Why DCH Auto Group’s overhaul should give all dealers pause
|Jamie LaReau covers the automotive retail beat for Automotive News.|
When the vice chairman of a large dealership group says the company’s business model is “outdated,” you listen.
You listen because if the big player admits to needing change, it probably means other dealers should examine their business models and make some tweaks, too.
Susan Scarola, vice chairman of DCH Auto Group, said the New Jersey-based dealership group is in the process of reviewing its entire business model. Expect to see changes, including the way it compensates salespeople and its digital presence, she said.
“We haven’t made changes yet, but we’re in the process of reviewing our whole business model and updating it,” Scarola said on Sunday at the National Automobile Dealers Association convention in New Orleans.

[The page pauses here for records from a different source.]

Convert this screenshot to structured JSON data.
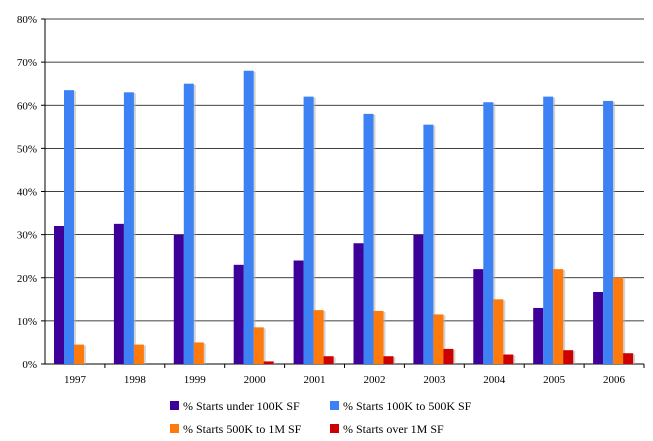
{
  "chart_data": {
    "type": "bar",
    "title": "",
    "xlabel": "",
    "ylabel": "",
    "categories": [
      "1997",
      "1998",
      "1999",
      "2000",
      "2001",
      "2002",
      "2003",
      "2004",
      "2005",
      "2006"
    ],
    "ylim": [
      0,
      80
    ],
    "yticks": [
      "0%",
      "10%",
      "20%",
      "30%",
      "40%",
      "50%",
      "60%",
      "70%",
      "80%"
    ],
    "grid": true,
    "legend_position": "bottom",
    "series": [
      {
        "name": "% Starts under 100K SF",
        "color": "#3d0099",
        "values": [
          32,
          32.5,
          30,
          23,
          24,
          28,
          30,
          22,
          13,
          16.7
        ]
      },
      {
        "name": "% Starts 100K to 500K SF",
        "color": "#3d82f5",
        "values": [
          63.5,
          63,
          65,
          68,
          62,
          58,
          55.5,
          60.7,
          62,
          61
        ]
      },
      {
        "name": "% Starts 500K to 1M SF",
        "color": "#ff7a0d",
        "values": [
          4.5,
          4.5,
          5,
          8.5,
          12.5,
          12.3,
          11.5,
          15,
          22,
          20
        ]
      },
      {
        "name": "% Starts over 1M SF",
        "color": "#cc0000",
        "values": [
          0,
          0,
          0,
          0.6,
          1.8,
          1.8,
          3.5,
          2.2,
          3.2,
          2.5
        ]
      }
    ]
  }
}
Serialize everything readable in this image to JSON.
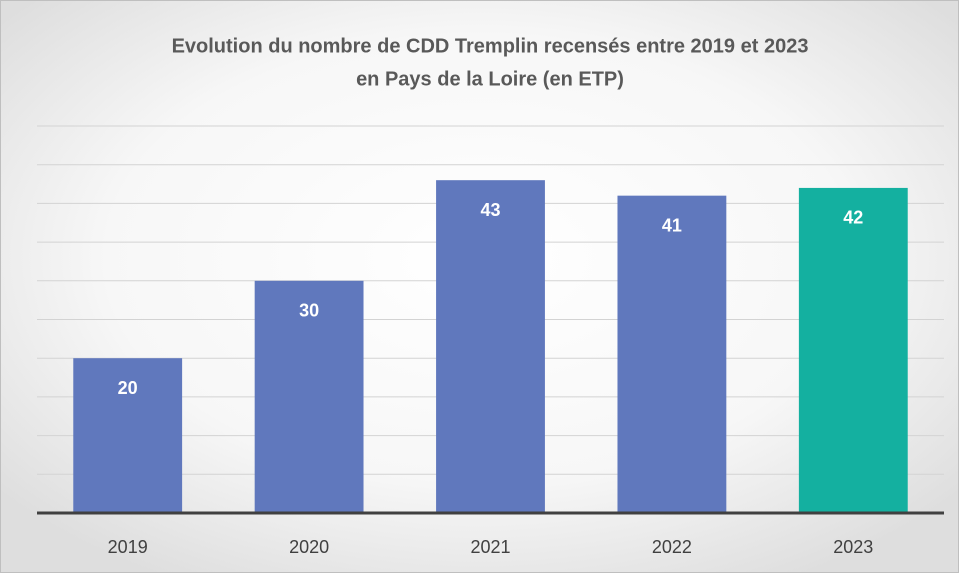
{
  "chart_data": {
    "type": "bar",
    "title": [
      "Evolution du nombre de CDD Tremplin recensés entre 2019 et 2023",
      "en Pays de la Loire (en ETP)"
    ],
    "categories": [
      "2019",
      "2020",
      "2021",
      "2022",
      "2023"
    ],
    "values": [
      20,
      30,
      43,
      41,
      42
    ],
    "colors": [
      "#6078bd",
      "#6078bd",
      "#6078bd",
      "#6078bd",
      "#14b0a0"
    ],
    "ylim": [
      0,
      50
    ],
    "yticks": [
      0,
      5,
      10,
      15,
      20,
      25,
      30,
      35,
      40,
      45,
      50
    ],
    "grid": true
  }
}
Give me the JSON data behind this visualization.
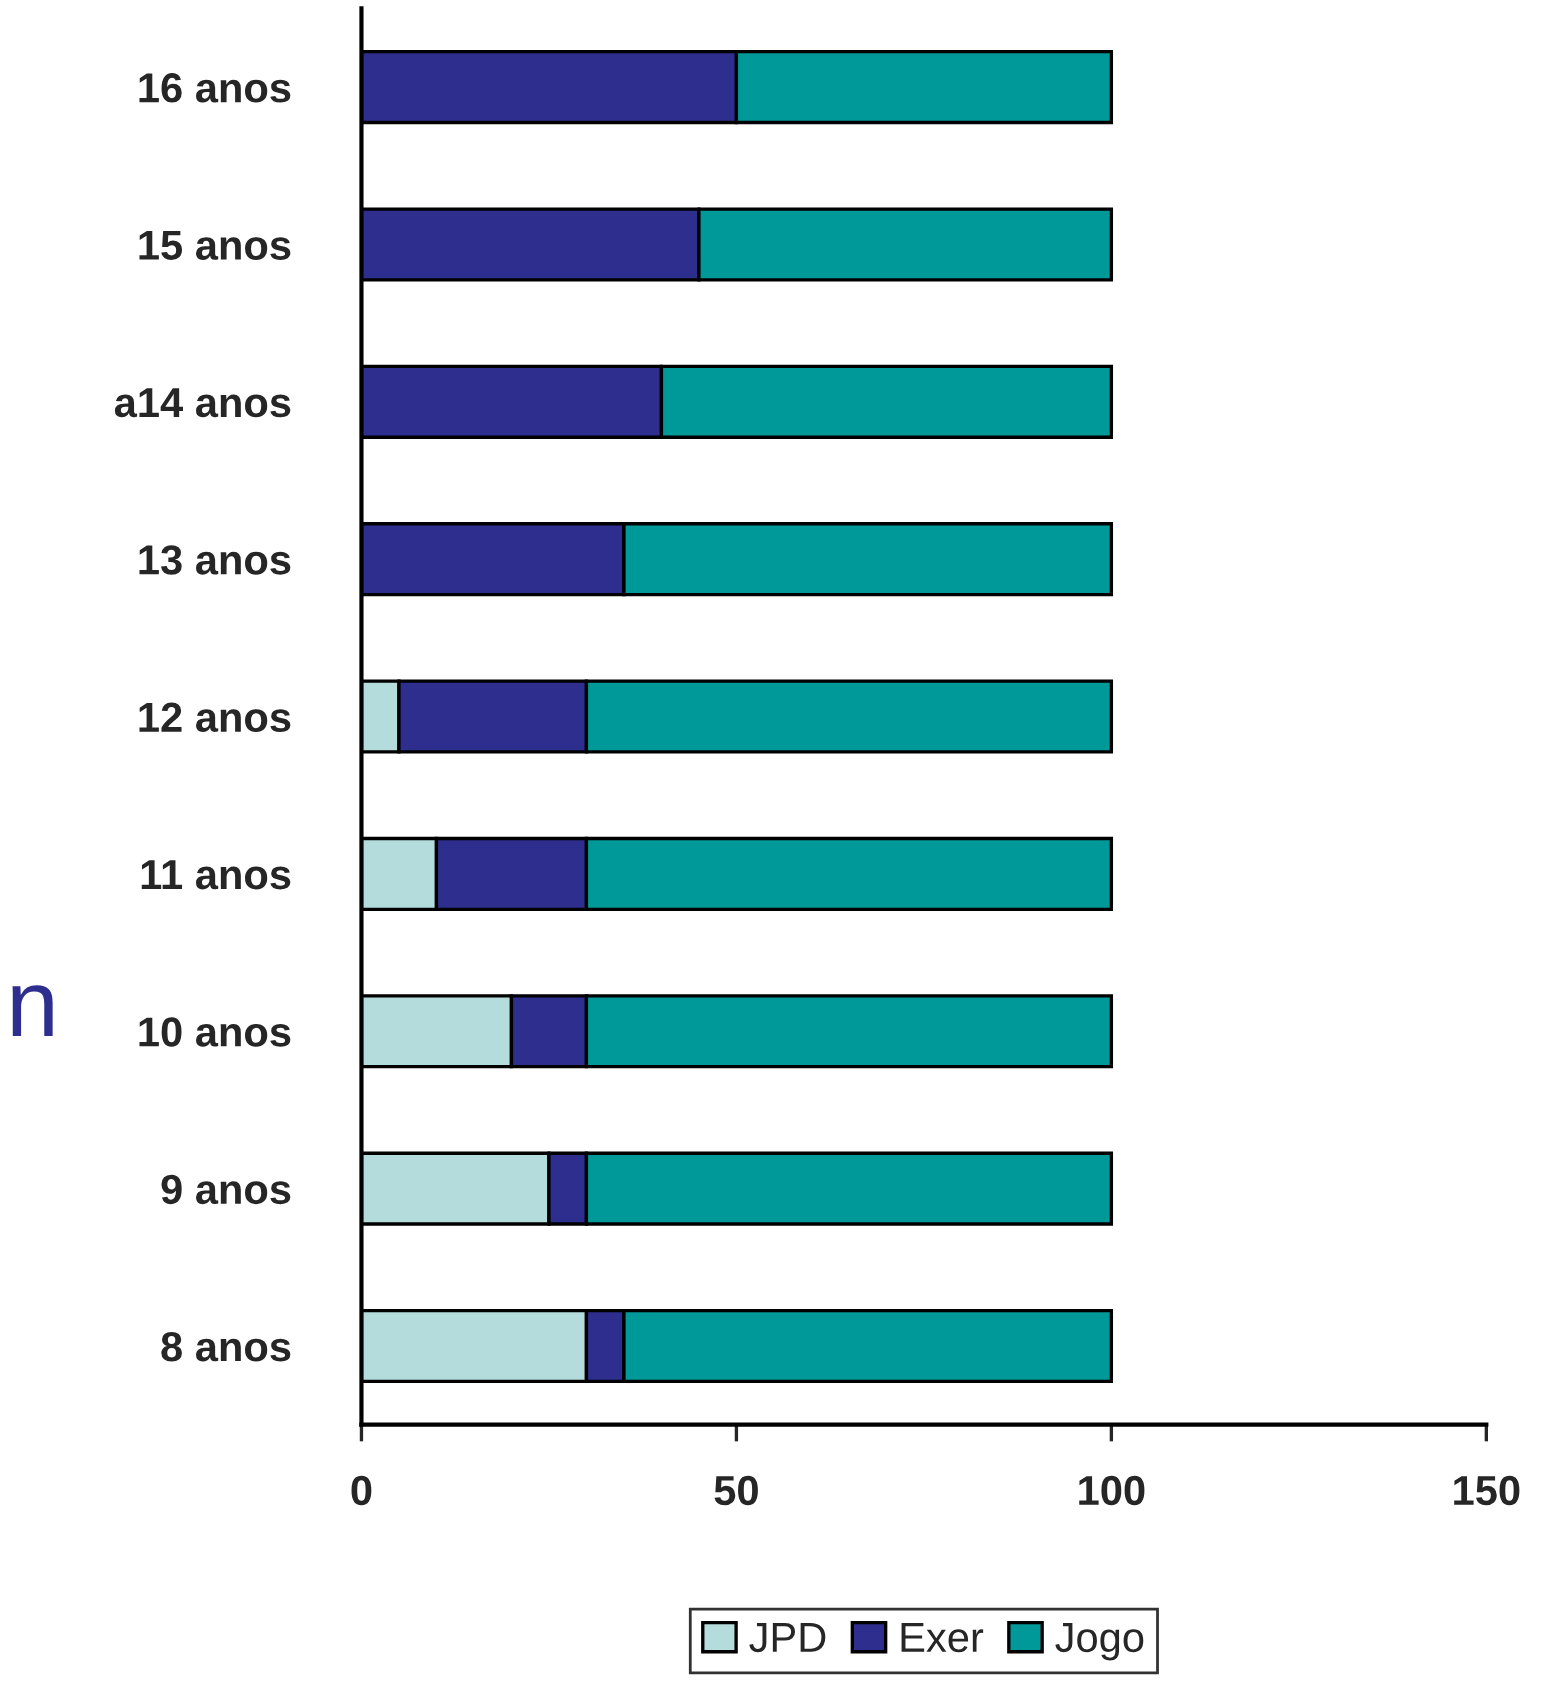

DCH evolved from Dah Chong Hong Ltd., a Chinese food and textile distributorship, which has a long history of adapting to achieve success. It survived World War II by relocating to avoid military occupation -- first from Shanghai to Hong Kong, then to Macao and only returning to Hong Kong after the war ended in 1945.
Today DCH operates 27 car dealerships in New Jersey, New York, Connecticut and California.
Scarola said DCH needs and will get a cultural and operational overhaul because customers want an easy car buying experience. DCH also wants to hire and keep top talent. The overhaul, which already has taken place at one of its dealerships, will make the stores more cost efficient.
For example, DCH wants to make it easier for consumers to conduct more transactions online by making dealership Web sites more interactive. And it is considering paying salespeople in a more salary-based manner rather than a commission-based plan.
“We think the model right now is outdated and consumers don’t want that model,” Scarola said.
DCH hopes to accomplish some of the changes this year. But Scarola said to stay relevant and competitive, change should never end.
“It’s a constant evolution,” Scarola says. “We either change or be left behind.”
That’s a message all dealers should listen to.